Tout en cheminant, Coste, de plus en plus attendri, se remémorait ainsi ou plutôt, grâce aux prestiges de son imagination, voyait, par scènes incohérentes mais lumineuses, se dérouler en lui tout ce passé si cher. Il s’attristait, souffrait presque maintenant à l’idée de laisser derrière lui une partie — la meilleure peut-être — de son existence, en quittant, si brusquement et pour l’inconnu, cette ville paisible et aimée. À chaque pas, à chaque tournant de rue, ne lui rappelait-elle pas tant de doux souvenirs qu’y avait semés son amour et dont elle semblait s’embellir, se parfumer, plus souriante, plus familière, plus parlante, ce matin-là, comme pour mieux se faire regretter ?

Et Jean se sentit très triste tout d’un coup. Il est vrai que sa tristesse s’évapora, tandis qu’il causait avec l’inspecteur primaire chez qui il venait de monter et qui ne fit aucune difficulté pour lui octroyer une liberté entière.

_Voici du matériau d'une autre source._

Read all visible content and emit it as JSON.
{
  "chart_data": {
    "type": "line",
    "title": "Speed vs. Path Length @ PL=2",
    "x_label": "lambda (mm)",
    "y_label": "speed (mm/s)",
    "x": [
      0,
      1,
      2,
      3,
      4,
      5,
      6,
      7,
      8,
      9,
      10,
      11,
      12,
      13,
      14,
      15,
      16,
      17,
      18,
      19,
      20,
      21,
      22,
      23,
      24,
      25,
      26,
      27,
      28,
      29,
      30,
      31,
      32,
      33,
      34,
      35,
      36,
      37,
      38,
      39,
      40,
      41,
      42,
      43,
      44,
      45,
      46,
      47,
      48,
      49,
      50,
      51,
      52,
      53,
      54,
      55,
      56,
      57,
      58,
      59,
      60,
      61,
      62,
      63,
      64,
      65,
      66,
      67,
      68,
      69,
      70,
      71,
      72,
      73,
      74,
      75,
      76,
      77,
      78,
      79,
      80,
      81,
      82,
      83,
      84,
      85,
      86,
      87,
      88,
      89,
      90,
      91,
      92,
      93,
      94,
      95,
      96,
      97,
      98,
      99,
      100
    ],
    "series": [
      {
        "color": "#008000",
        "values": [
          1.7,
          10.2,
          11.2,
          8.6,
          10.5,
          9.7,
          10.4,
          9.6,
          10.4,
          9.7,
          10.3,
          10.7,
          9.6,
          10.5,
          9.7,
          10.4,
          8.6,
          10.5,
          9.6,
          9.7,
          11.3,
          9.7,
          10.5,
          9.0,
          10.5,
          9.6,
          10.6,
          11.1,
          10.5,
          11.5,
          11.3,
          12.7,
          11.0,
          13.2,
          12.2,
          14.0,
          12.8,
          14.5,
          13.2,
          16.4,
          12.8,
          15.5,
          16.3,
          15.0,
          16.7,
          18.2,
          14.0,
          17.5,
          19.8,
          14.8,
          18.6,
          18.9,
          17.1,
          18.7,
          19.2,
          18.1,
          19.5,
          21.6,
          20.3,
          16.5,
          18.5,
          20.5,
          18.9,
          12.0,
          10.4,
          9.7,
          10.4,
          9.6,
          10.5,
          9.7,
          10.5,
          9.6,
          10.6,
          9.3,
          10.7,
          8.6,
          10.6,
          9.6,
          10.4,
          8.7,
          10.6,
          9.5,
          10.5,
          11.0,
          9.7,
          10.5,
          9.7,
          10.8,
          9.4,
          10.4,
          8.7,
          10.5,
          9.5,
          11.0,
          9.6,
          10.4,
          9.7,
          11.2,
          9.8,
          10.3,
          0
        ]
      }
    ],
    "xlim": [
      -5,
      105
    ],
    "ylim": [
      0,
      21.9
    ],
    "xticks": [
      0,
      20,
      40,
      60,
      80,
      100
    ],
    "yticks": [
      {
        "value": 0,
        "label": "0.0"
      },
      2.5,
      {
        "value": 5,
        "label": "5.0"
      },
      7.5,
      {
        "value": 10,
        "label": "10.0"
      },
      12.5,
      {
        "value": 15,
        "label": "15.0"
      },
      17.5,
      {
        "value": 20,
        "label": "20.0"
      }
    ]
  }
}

De là, il traversa obliquement la place Gambetta, si vaste et si nue sous la coruscation du soleil ; il longea, un moment, la promenade avec ses quatre rangées hautes et profondes de platanes, où il se rappela les rendez-vous qu’il y donnait jadis à Louise, par les soirs sans lune et si mystérieux d’automne. Il franchit le pont jeté sur le ruisseau, presque à sec, qui baigne Peyras et arriva enfin devant la maison dont il occupait le second étage, loué deux cents francs.

Avant de grimper, deux à deux, les marches usées de l’escalier, il eut une minute d’hésitation. Il se promit d’annoncer sans brusquerie son changement à sa femme. Louise avait besoin de ménagements, car elle était de nouveau enceinte de sept mois et très fatiguée par une grossesse pénible.